Calling themselves “the BAKA bros,” the two met on Facebook and became friends, meeting each other in person for the first time at a boot camp in 2022. Lori Riley covered the weekend race in an article for the Hartford Courant.
Although Rome made a valiant effort and cleared several obstacles, he had trouble keeping his prosthetic legs attached and made the wise decision to stop early. Malek reluctantly continued without him and completed his first 5k. Now 31 years old, Malek became a bilateral amputee at age 11 when he stepped on a land mine in his homeland of Afghanistan. He went on to become an elite swimmer and competed for his country in the 2014 Paralympic games. “I made a lot of new friends,” he said. “It was amazing.”

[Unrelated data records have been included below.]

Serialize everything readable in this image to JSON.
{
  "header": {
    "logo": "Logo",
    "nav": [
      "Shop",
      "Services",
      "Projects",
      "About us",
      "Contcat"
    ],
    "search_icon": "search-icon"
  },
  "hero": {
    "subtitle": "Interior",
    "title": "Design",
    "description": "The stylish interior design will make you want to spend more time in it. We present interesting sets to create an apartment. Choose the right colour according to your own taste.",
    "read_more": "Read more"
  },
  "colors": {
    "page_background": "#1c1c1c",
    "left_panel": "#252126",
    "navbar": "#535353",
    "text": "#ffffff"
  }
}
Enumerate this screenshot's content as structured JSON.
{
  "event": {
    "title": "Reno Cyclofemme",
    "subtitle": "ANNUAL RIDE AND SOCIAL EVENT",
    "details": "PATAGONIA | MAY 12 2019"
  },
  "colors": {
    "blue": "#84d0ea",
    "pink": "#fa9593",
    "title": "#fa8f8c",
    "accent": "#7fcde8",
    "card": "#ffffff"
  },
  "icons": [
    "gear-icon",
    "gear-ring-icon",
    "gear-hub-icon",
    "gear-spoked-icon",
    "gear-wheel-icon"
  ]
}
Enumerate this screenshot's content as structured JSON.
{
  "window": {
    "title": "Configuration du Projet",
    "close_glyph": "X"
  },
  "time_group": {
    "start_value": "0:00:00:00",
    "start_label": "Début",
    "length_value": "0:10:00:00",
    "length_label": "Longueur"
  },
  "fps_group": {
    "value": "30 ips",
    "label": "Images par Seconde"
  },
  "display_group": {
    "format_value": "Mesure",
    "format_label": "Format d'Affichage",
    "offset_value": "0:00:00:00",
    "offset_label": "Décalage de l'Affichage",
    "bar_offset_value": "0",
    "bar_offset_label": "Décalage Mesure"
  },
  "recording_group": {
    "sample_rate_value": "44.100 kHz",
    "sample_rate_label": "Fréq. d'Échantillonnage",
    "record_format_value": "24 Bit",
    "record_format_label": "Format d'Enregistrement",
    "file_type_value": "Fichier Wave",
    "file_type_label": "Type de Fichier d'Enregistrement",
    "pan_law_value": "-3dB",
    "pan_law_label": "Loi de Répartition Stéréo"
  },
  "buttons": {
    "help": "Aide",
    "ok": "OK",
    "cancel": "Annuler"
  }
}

Rome became a bilateral amputee just over five years ago after a traumatic accident on the New York City subway. Known for his optimism and resilient attitude, Rome didn’t let the fact that he didn’t finish the race deter him from making it his goal again next year. “This is part of the process,” he said. “I know it will eventually get easier and better.” With some adjustments he should be better equipped to handle the terrain and even complete the course with a competitive time.